Minimum Wage Increase Would Harm Michigan's Economy, Says Michigan Chamber

January 27, 2014

The Michigan Chamber of Commerce today announced its strong opposition to a minimum wage increase being proposed by union organizers for the 2014 General Election.

“Proponents of this proposal hope to use strikes and public protests as the means of generating public support for this issue and to increase voter turnout in an election year, but we are confident the voters in this state will understand the damaging economic realities of this proposal,” said Wendy Block, Director of Health Policy and Human Resources for the Michigan Chamber of Commerce. “If Michigan increases the cost of employing entry-level workers, lower-skilled workers will see less job opportunities because employers will be forced to hire higher-skilled job applicants to fill multiple roles or cut jobs to absorb the costs associated with the increase.”

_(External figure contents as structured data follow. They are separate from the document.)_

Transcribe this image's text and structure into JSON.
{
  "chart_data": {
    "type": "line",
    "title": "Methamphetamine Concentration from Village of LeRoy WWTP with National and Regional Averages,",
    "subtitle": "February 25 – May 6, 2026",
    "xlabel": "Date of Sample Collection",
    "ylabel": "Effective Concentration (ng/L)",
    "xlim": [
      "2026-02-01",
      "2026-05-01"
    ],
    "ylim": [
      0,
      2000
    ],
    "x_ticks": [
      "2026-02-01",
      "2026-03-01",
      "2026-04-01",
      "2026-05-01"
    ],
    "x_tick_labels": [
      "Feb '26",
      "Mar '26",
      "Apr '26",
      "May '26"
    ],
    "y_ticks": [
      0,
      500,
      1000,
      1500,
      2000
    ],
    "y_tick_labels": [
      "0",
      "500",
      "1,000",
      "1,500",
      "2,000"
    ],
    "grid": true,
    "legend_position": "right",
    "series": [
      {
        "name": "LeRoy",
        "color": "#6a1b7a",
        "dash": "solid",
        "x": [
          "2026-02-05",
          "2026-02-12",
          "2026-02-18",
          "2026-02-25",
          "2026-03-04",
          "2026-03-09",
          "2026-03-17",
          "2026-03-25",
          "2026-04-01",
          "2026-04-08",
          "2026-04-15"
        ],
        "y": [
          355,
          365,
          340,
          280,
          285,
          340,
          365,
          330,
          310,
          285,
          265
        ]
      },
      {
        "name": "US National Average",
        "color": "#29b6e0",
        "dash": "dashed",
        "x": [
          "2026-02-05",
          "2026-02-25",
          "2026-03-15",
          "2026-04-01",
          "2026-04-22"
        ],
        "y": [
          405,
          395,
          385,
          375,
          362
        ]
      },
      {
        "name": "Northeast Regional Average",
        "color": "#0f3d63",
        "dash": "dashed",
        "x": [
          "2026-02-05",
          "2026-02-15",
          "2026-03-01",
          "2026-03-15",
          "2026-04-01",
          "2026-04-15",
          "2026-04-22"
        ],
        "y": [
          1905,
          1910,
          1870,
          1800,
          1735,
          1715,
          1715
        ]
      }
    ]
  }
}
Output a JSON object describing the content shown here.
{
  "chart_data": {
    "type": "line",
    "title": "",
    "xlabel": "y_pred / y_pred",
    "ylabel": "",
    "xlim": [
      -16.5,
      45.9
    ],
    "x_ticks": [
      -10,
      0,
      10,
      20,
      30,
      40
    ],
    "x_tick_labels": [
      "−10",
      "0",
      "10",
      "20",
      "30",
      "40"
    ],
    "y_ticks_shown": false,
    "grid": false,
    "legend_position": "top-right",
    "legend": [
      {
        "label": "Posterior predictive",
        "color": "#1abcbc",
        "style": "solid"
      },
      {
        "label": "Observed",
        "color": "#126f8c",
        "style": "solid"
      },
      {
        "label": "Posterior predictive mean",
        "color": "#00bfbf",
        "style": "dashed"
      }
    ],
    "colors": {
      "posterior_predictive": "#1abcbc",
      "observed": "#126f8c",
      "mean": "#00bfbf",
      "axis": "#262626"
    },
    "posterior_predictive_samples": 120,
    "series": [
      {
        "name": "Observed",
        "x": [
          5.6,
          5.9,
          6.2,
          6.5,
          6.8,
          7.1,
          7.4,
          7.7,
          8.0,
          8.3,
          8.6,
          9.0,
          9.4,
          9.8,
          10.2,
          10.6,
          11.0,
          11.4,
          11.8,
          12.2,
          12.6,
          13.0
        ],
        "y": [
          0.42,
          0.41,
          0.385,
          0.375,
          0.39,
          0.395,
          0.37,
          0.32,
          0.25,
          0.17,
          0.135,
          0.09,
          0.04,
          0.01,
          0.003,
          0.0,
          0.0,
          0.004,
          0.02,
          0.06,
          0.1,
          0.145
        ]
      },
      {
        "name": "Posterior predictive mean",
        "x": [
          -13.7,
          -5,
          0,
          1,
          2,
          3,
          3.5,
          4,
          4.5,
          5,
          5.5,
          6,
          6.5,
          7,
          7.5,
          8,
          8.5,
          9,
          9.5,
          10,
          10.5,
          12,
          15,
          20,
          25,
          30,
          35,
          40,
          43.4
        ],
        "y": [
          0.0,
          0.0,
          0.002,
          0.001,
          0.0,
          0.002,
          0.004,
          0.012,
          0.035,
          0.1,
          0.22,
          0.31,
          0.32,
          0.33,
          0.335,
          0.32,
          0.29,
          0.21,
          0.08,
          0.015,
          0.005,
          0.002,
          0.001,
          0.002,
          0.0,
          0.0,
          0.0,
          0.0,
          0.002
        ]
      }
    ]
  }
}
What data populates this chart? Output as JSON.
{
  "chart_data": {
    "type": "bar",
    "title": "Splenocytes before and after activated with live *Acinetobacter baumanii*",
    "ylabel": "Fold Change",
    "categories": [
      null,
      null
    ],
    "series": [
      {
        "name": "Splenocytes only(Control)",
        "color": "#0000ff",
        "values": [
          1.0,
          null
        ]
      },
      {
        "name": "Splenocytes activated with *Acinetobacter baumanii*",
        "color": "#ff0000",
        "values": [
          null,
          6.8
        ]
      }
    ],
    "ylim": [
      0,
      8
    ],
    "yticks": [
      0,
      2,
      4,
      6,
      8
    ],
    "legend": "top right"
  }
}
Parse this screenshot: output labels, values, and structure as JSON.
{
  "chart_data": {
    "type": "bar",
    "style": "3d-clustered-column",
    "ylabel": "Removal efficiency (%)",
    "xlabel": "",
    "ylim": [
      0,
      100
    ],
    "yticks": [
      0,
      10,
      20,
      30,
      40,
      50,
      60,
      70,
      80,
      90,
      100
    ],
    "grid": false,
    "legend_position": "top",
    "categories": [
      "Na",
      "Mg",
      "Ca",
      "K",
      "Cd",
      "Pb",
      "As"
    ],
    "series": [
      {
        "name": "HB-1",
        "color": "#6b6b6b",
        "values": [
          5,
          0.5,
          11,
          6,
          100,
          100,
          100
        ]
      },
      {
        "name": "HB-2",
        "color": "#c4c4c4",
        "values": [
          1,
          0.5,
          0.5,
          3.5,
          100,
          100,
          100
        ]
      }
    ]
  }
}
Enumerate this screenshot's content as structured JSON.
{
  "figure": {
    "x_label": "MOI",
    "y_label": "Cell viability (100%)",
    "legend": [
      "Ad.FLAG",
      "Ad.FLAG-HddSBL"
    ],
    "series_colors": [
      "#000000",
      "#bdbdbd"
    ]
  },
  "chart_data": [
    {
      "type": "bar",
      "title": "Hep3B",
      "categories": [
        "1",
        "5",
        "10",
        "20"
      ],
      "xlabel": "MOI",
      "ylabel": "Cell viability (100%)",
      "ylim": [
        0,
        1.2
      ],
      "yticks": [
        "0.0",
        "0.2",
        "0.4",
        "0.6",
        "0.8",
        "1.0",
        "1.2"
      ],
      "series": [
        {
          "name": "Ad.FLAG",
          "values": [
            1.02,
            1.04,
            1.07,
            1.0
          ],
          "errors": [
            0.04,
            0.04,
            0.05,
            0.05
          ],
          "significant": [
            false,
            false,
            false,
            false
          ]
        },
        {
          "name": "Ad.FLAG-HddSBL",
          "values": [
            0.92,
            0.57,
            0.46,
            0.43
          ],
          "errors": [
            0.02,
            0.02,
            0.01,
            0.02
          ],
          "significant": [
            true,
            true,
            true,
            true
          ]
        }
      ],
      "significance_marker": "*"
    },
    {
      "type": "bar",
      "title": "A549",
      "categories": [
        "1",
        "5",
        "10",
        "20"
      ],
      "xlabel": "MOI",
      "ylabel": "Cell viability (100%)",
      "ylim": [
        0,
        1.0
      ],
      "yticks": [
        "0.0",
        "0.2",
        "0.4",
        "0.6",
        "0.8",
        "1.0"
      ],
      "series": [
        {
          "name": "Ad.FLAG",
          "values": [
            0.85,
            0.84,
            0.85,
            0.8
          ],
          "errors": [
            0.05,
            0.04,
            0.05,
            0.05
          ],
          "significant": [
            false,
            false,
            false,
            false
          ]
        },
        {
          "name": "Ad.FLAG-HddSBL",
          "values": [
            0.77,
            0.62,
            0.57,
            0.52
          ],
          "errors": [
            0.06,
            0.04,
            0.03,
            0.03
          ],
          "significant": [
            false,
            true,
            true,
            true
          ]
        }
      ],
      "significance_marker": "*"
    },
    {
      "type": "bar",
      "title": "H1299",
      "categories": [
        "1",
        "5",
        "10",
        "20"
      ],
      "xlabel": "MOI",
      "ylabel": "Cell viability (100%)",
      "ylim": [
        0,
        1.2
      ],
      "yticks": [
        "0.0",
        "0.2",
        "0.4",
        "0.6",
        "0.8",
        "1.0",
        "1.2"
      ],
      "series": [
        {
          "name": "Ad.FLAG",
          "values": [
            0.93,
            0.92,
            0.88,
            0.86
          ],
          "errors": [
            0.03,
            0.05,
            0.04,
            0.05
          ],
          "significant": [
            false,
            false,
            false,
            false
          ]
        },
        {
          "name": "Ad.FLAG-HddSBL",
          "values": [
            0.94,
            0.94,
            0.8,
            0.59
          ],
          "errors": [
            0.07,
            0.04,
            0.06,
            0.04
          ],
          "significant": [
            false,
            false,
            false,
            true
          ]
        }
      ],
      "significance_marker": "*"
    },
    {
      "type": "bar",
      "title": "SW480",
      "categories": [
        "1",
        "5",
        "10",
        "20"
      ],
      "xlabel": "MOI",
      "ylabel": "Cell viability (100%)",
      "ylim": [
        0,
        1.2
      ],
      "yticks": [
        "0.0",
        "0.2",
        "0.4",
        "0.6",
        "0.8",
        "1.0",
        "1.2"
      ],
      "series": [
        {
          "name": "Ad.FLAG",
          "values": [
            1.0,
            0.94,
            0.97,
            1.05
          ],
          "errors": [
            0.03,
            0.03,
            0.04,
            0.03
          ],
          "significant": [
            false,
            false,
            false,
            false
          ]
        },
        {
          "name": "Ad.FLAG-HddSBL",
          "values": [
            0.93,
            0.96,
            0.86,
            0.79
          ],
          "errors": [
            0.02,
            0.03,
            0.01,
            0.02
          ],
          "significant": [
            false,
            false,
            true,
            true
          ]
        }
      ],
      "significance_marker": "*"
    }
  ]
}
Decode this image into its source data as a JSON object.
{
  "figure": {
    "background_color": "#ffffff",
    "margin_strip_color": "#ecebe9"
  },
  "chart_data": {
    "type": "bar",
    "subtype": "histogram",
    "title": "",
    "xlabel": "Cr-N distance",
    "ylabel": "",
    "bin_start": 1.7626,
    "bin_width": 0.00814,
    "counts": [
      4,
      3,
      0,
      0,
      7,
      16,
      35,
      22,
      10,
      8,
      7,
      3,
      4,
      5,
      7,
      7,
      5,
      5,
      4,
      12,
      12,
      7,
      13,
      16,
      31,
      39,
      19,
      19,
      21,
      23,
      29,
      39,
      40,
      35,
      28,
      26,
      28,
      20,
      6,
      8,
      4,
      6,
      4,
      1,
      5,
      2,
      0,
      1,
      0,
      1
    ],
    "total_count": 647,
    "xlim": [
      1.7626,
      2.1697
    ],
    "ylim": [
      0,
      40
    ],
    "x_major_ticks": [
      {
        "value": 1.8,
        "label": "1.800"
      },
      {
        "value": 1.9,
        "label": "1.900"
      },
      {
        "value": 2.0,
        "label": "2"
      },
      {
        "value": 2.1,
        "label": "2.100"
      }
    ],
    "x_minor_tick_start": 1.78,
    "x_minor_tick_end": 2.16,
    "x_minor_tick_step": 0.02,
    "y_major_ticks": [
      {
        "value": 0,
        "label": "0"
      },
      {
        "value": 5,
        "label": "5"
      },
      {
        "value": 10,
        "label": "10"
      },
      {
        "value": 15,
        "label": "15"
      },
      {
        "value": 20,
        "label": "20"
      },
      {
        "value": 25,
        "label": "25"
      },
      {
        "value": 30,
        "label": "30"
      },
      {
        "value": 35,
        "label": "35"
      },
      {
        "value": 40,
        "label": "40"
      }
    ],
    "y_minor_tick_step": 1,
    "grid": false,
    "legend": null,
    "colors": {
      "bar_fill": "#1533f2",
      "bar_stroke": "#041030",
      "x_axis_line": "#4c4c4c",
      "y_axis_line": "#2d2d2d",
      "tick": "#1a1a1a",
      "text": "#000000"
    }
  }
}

“Currently, Michigan is one of 21 states that has a minimum wage rate higher than the federal minimum wage,” said Jim Holcomb, Senior Vice President of Business Advocacy & General Counsel for the Michigan Chamber. “Michigan job providers are doing their best to provide the highest wage possible to their workers because they know it is the best way to attract and retain a quality workforce.”

“Employers and employees across the country are currently struggling to afford the costs associated with government-mandated health insurance, otherwise known as Obamacare,” noted Block. “Michigan job providers and workers simply cannot absorb another government-mandated cost increase.”

“Labor economists estimate that for every 10 percent increase in the minimum wage rate, employment among those affected drops by five percent,” said Holcomb. “Given that Michigan currently has an 8.4 percent unemployment rate, we believe government and voters should be focused on policies to help workers get jobs, not actively increasing the cost of hiring workers and creating barriers to entry.”